The committee took the vote after it studied a bill filed last year by state Rep. Renny Cushing, D-Hampton, that sought to instate the ban. Cushing, an advocate for victims and those with mental health problems, said he intends to file a new bill next year if he is re-elected to represent Rockingham District 21 this November.

Cushing said the vote by the committee is a strong step forward towards passing that bill into law. Nashua state Rep. Don Lebrun was the lone vote against the motion. The vote came after a Health, Human Services and Elderly Affairs subcommittee voted 5-1 in September to not recommend the passage of such a bill. In the full committee vote, Cushing said Reps. Tom Sherman, D-Rye, and Pam Gordon, D-Portsmouth, were among those who helped sway the committee to the nearly unanimous decision last week.

“I think it adds momentum,” Cushing said. “I think what’s happened is for the first time in 30 years the Legislature has before it both a challenge and the opportunity to change its policy, then can end the shame of being (one of the only states) that takes people who have never committed a crime with mental illness and put them in prison.”

Before the committee voted last week, it received letters from the American Civil Liberties Union of New Hampshire, the New Hampshire Legal Assistants, the National Association of Mental Illness and the Disabilities Rights Center asking the lawmakers to recommend the change. Cushing believes those letters were also key factors that persuaded the committee to make the recommendation.

New Hampshire Hospital transferred 51 people to the SPU between 2012 and 2015, according to the Department of Health and Human Services. Fifty were on an emergency basis. The state hospital transfers an average of 13 people to the SPU each year, the average length of stay not being known, according to DHHS.

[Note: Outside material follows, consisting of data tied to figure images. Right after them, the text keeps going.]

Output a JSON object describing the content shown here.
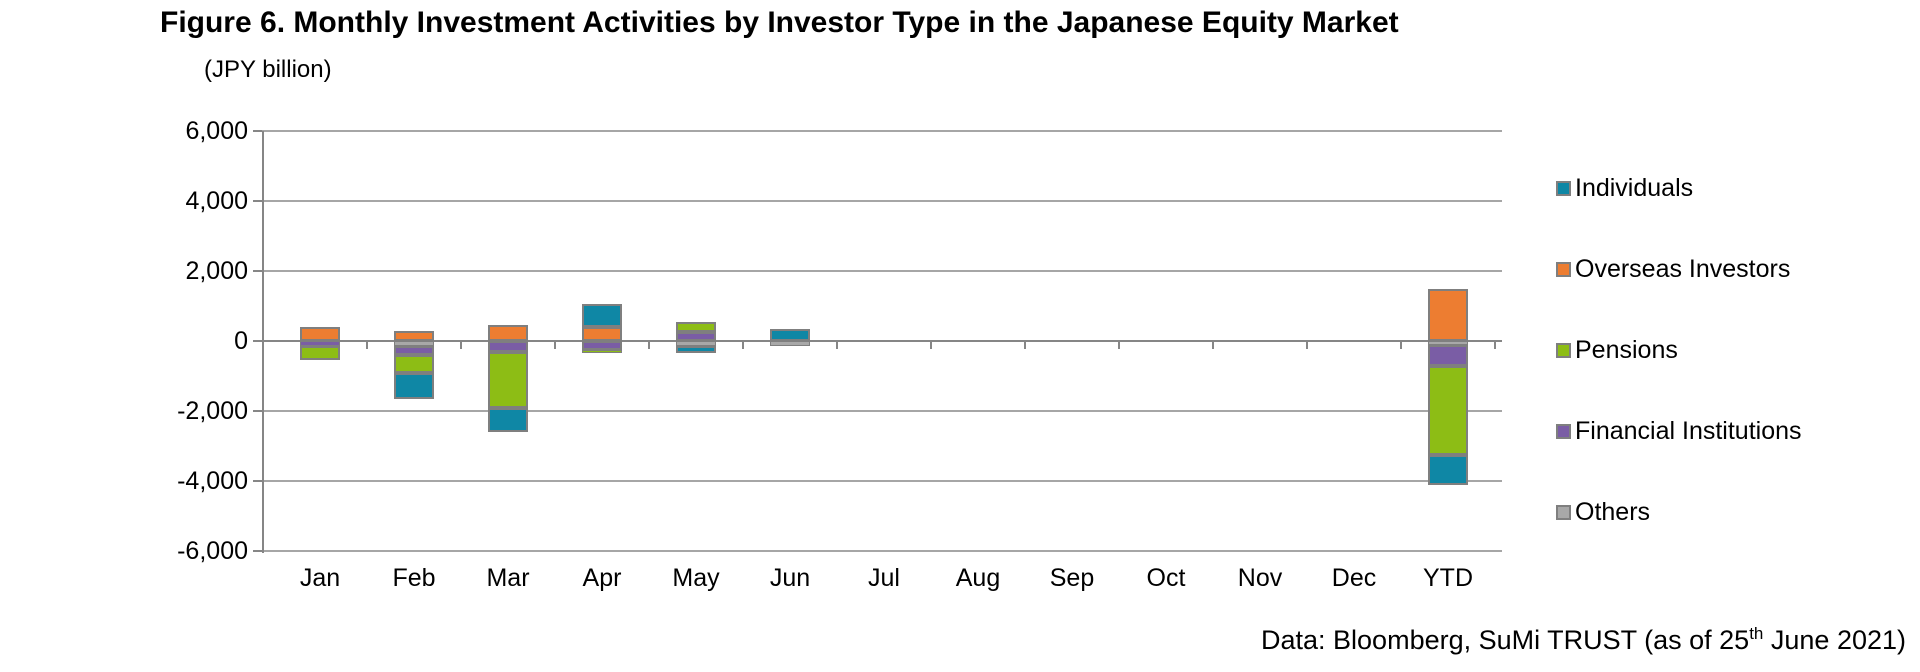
{
  "title": "Figure 6. Monthly Investment Activities by Investor Type in the Japanese Equity Market",
  "unit_label": "(JPY billion)",
  "footer": {
    "prefix": "Data: Bloomberg, SuMi TRUST (as of 25",
    "superscript": "th",
    "suffix": " June 2021)"
  },
  "colors": {
    "individuals": "#0f87a5",
    "overseas_investors": "#ed7d31",
    "pensions": "#8dbd15",
    "financial_institutions": "#7a5da5",
    "others": "#a8a8a8",
    "bar_border": "#7f7f7f",
    "gridline": "#a6a6a6",
    "axis": "#868686"
  },
  "chart_data": {
    "type": "bar",
    "stacked": true,
    "title": "Figure 6. Monthly Investment Activities by Investor Type in the Japanese Equity Market",
    "ylabel": "(JPY billion)",
    "xlabel": "",
    "categories": [
      "Jan",
      "Feb",
      "Mar",
      "Apr",
      "May",
      "Jun",
      "Jul",
      "Aug",
      "Sep",
      "Oct",
      "Nov",
      "Dec",
      "YTD"
    ],
    "series": [
      {
        "name": "Individuals",
        "color": "#0f87a5",
        "values": [
          0,
          -750,
          -700,
          650,
          -200,
          350,
          0,
          0,
          0,
          0,
          0,
          0,
          -850
        ]
      },
      {
        "name": "Overseas Investors",
        "color": "#ed7d31",
        "values": [
          400,
          300,
          450,
          400,
          0,
          0,
          0,
          0,
          0,
          0,
          0,
          0,
          1500
        ]
      },
      {
        "name": "Pensions",
        "color": "#8dbd15",
        "values": [
          -400,
          -500,
          -1600,
          -100,
          300,
          0,
          0,
          0,
          0,
          0,
          0,
          0,
          -2550
        ]
      },
      {
        "name": "Financial Institutions",
        "color": "#7a5da5",
        "values": [
          -150,
          -250,
          -300,
          -250,
          250,
          0,
          0,
          0,
          0,
          0,
          0,
          0,
          -600
        ]
      },
      {
        "name": "Others",
        "color": "#a8a8a8",
        "values": [
          0,
          -150,
          0,
          0,
          -150,
          -150,
          0,
          0,
          0,
          0,
          0,
          0,
          -100
        ]
      }
    ],
    "stack_order_from_axis": [
      "Others",
      "Financial Institutions",
      "Pensions",
      "Overseas Investors",
      "Individuals"
    ],
    "ylim": [
      -6000,
      6000
    ],
    "ytick_step": 2000,
    "ytick_labels": [
      "6,000",
      "4,000",
      "2,000",
      "0",
      "-2,000",
      "-4,000",
      "-6,000"
    ],
    "grid": true,
    "legend_position": "right"
  }
}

Cushing has drafted the bill he plans to submit in his next term or have submitted by another lawmaker if he is not re-elected. The bill would instate the ban effective July 1, 2019, giving the state two years to stop transferring patients to the SPU. It would also direct an oversight committee to help plan and carry out the creation of a new facility that will be able to treat people outside the prison.

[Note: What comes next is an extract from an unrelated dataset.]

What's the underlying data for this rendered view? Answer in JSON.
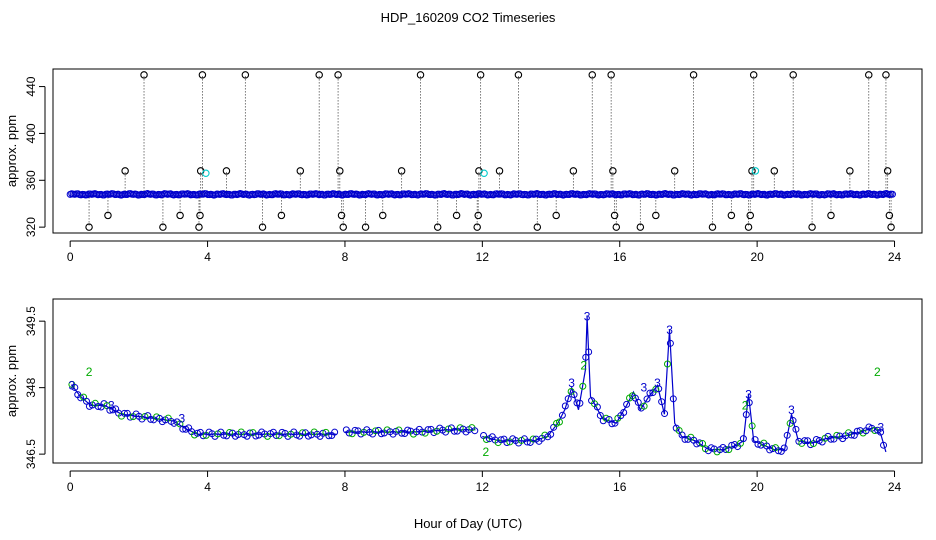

State officials have said that the SPU is an adequate place for the mentally ill and that patients receive the same care they would at New Hampshire Hospital. Advocates have still been vocal about their belief that the practice is wrong, though. Cushing filed a grievance this summer complaining of the practice with the U.S. Department of Justice’s Civil Right Division, along with co-signers from the Virginia-based Treatment Advocacy Center and the New Hampshire branch of the American Friends Service Committee.

“Sending people that are mentally ill (without criminal records) to prison, no way Jose does that sound like best medical practice,” Cushing said.